My experience with GBPUSD last night has led me to conclude it is time to place implicit trust in the ability of my forecast model to alert me as to when a legitimate reversal in the intraday trend has been initiated. But this demanded that I return to the question of how to avoid being jerked around when an asset is in whipsaw mode. In the past, I experimented with looking to volume or rate of change as a means of gauging whether the amount of momentum supporting a given trend was sufficient to warrant taking action, but to no avail. The results were always unsatisfactory. I also toyed with the possibility of defining a zone within which I could safely assume that there existed a lack of volatility and liquidity which would make executing a trade ill advised, but such zones never appeared to fit with the outcomes of actual price action, or at least, not until just now. I just took another stab at establishing such a zone, this time based on the parameters I have adopted as the polished, perfected, finalize settings for my Dynamic Probability Trading system, and this time, the zone DOES appear to fit with the outcomes of actual price action. Now I will need to try it out to see if it in fact possesses the ability to yield the kind of results I have in mind when put to the test in the context of real-life trade situations.
I did not trade any indices this morning because I needed a pullback to enter long positions, but one never materialized.
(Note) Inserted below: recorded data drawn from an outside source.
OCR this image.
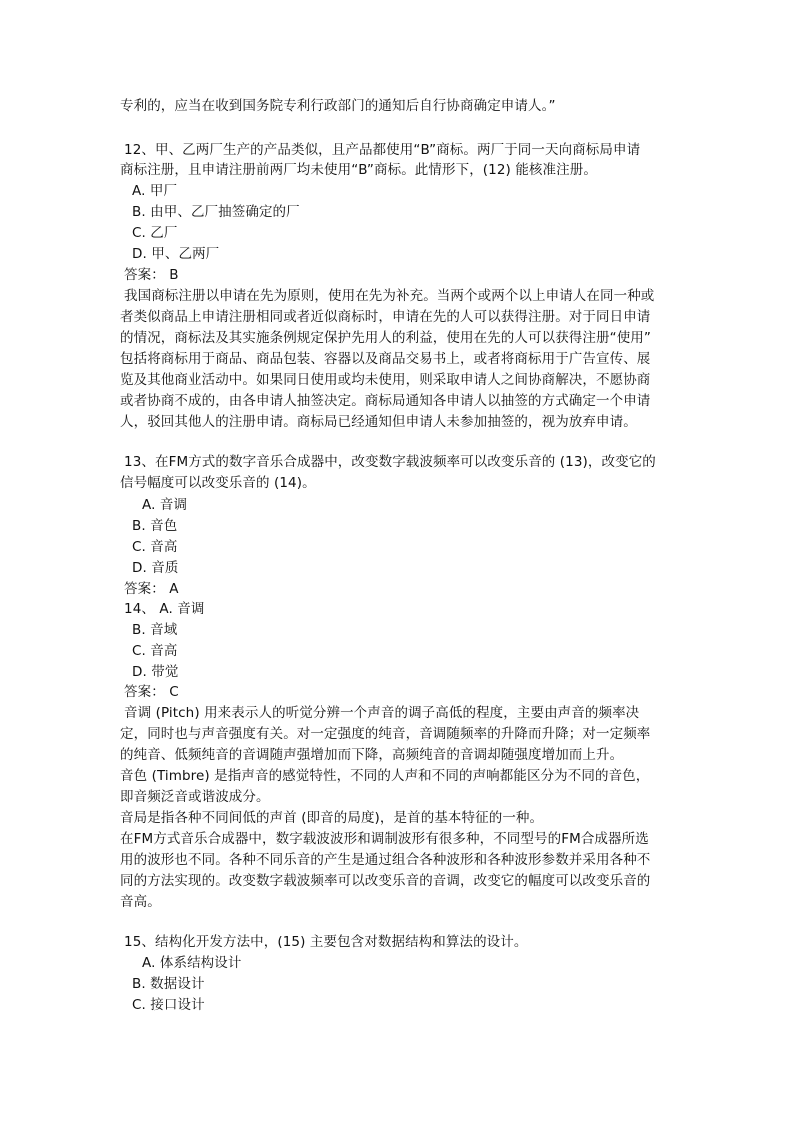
专利的，应当在收到国务院专利行政部门的通知后自行协商确定申请人。”
12、甲、乙两厂生产的产品类似，且产品都使用“B”商标。两厂于同一天向商标局申请
商标注册，且申请注册前两厂均未使用“B”商标。此情形下，(12) 能核准注册。
A. 甲厂
B. 由甲、乙厂抽签确定的厂
C. 乙厂
D. 甲、乙两厂
答案： B
我国商标注册以申请在先为原则，使用在先为补充。当两个或两个以上申请人在同一种或
者类似商品上申请注册相同或者近似商标时，申请在先的人可以获得注册。对于同日申请
的情况，商标法及其实施条例规定保护先用人的利益，使用在先的人可以获得注册“使用”
包括将商标用于商品、商品包装、容器以及商品交易书上，或者将商标用于广告宣传、展
览及其他商业活动中。如果同日使用或均未使用，则采取申请人之间协商解决，不愿协商
或者协商不成的，由各申请人抽签决定。商标局通知各申请人以抽签的方式确定一个申请
人，驳回其他人的注册申请。商标局已经通知但申请人未参加抽签的，视为放弃申请。
13、在FM方式的数字音乐合成器中，改变数字载波频率可以改变乐音的 (13)，改变它的
信号幅度可以改变乐音的 (14)。
A. 音调
B. 音色
C. 音高
D. 音质
答案： A
14、 A. 音调
B. 音域
C. 音高
D. 带觉
答案： C
音调 (Pitch) 用来表示人的听觉分辨一个声音的调子高低的程度，主要由声音的频率决
定，同时也与声音强度有关。对一定强度的纯音，音调随频率的升降而升降；对一定频率
的纯音、低频纯音的音调随声强增加而下降，高频纯音的音调却随强度增加而上升。
音色 (Timbre) 是指声音的感觉特性，不同的人声和不同的声响都能区分为不同的音色，
即音频泛音或谐波成分。
音局是指各种不同间低的声首 (即音的局度)，是首的基本特征的一种。
在FM方式音乐合成器中，数字载波波形和调制波形有很多种，不同型号的FM合成器所选
用的波形也不同。各种不同乐音的产生是通过组合各种波形和各种波形参数并采用各种不
同的方法实现的。改变数字载波频率可以改变乐音的音调，改变它的幅度可以改变乐音的
音高。
15、结构化开发方法中，(15) 主要包含对数据结构和算法的设计。
A. 体系结构设计
B. 数据设计
C. 接口设计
However, USA Federal Reserve Chairman Jerome Powell’s talk at the Economic Club of New York might have provided a very sweet opportunity for me instead if the markets don’t turn against me...
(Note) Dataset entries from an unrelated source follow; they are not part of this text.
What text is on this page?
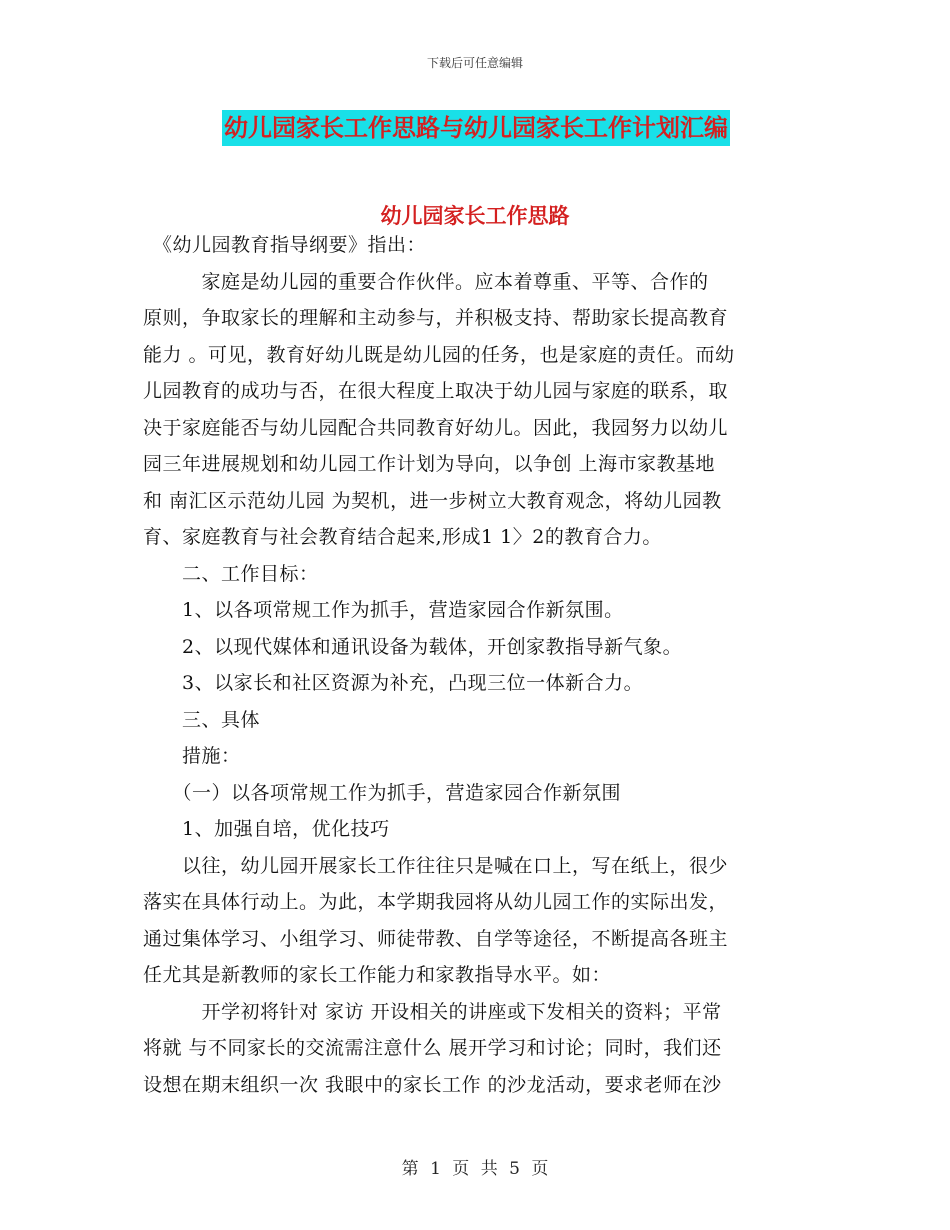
下载后可任意编辑
幼儿园家长工作思路与幼儿园家长工作计划汇编
幼儿园家长工作思路
　《幼儿园教育指导纲要》指出：
　　　家庭是幼儿园的重要合作伙伴。应本着尊重、平等、合作的
原则，争取家长的理解和主动参与，并积极支持、帮助家长提高教育
能力 。可见，教育好幼儿既是幼儿园的任务，也是家庭的责任。而幼
儿园教育的成功与否，在很大程度上取决于幼儿园与家庭的联系，取
决于家庭能否与幼儿园配合共同教育好幼儿。因此，我园努力以幼儿
园三年进展规划和幼儿园工作计划为导向，以争创 上海市家教基地
和 南汇区示范幼儿园 为契机，进一步树立大教育观念，将幼儿园教
育、家庭教育与社会教育结合起来,形成1 1〉2的教育合力。
　　二、工作目标：
　　1、以各项常规工作为抓手，营造家园合作新氛围。
　　2、以现代媒体和通讯设备为载体，开创家教指导新气象。
　　3、以家长和社区资源为补充，凸现三位一体新合力。
　　三、具体
　　措施：
　　（一）以各项常规工作为抓手，营造家园合作新氛围
　　1、加强自培，优化技巧
　　以往，幼儿园开展家长工作往往只是喊在口上，写在纸上，很少
落实在具体行动上。为此，本学期我园将从幼儿园工作的实际出发，
通过集体学习、小组学习、师徒带教、自学等途径，不断提高各班主
任尤其是新教师的家长工作能力和家教指导水平。如：
　　　开学初将针对 家访 开设相关的讲座或下发相关的资料；平常
将就 与不同家长的交流需注意什么 展开学习和讨论；同时，我们还
设想在期末组织一次 我眼中的家长工作 的沙龙活动，要求老师在沙
第 1 页 共 5 页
Turn against me they did not. (Only 12 minutes left until expiry.) This should more than make up for the problems I had with GBPUSD yesterday.
Things are going so well adapting Dynamic Probabilty Trading to Nadex binary options that I decided to log on to my live Nadex account and link it to my new bank account in preparation for funding it so that it is all set up and ready to go the moment I decide I want to resume trading via their exchange. But unfortunately, when I opened the platform, little happened beyond a little blue busy indicator (Loading, Please wait...) spinning around and around and around, so apparently, the problems I was having with Nadex had to do with Nadex and not with my using an older model laptop, as I was doing before. I don't know why the demo account I opened for this experiment was operating so smoothly, but regardless, it looks like I won't be going back to Nadex after all!
I've now established for myself that trading using the North American Derivatives Exchange (NADEX) platform is not going to work for me due to its shortcomings in terms of performance, along with the apparent fact that if I wished to, I could apply the Dynamic Probability Trade strategy to their system successfully. So I pretty much no longer have any reason to trade my NADEX demo account except for fun, which I am doing right now in order to try out the use of my new "dead zone" in dictating position entry points. Though the market is kind of dead right now, USDCAD is on the verge of emerging out from beneath the bottom of the zone, so I am purchasing a single in-the-money put contract with expiry schedule three hours away to see if the rate remains beneath the strike price up until that time. The timing is not at all ideal in that this interval will engulf the opening of the London session (during which anything might happen) but perhaps this will be a good test for gauging the power (or lack thereof) of the dead zone. UPDATE: The return on this trade is currently at $7.75 (50¢ above what is pictured below), more than a third of the full value of the contract, which is merely $20.00. So I'm going to go ahead and pocket that amount right now (a bird in the hand is worth two in the bush) and simply note visually whether the rate remains below the strike price three hours from now.
Though the major indices offered better trade opportunities than foreign currency pairs on Monday (from my perspective), that was not the case on Tuesday, Wednesday or today. With only thirty minutes left until expiry, it appears the Dynamic Probabilty system with "Dead Zone" has again helped me select what probably have a good chance to turn out to be winning in-the-money binary option contracts. (I don't understand why GBPUSD is still showing a negative Profit/Loss at this time).
If these trades would be so kind as to not reverse their general behavior too much within the next forty-five minutes, the three potential winners should outweigh the one potential loser... UPDATE: AUDJPY has decided to turn in my favor for the moment, so I am going to sell the contract now while the going is good, and plan to hold on to the remaining three contracts until expiry. Unlike the contracts I purchased previously, these were all out-of-the-money trades.
I purchased one last round of binary option contracts. Their risk-to-reward ratios were ridiculous, but I wanted to get my demo account balance, which was $25,000 when I started, up above $25,300 by the close of today's New York session, and I don't think I can count on there being enough volume/momentum left in the market to push the rates up above out-of-the-money strike prices.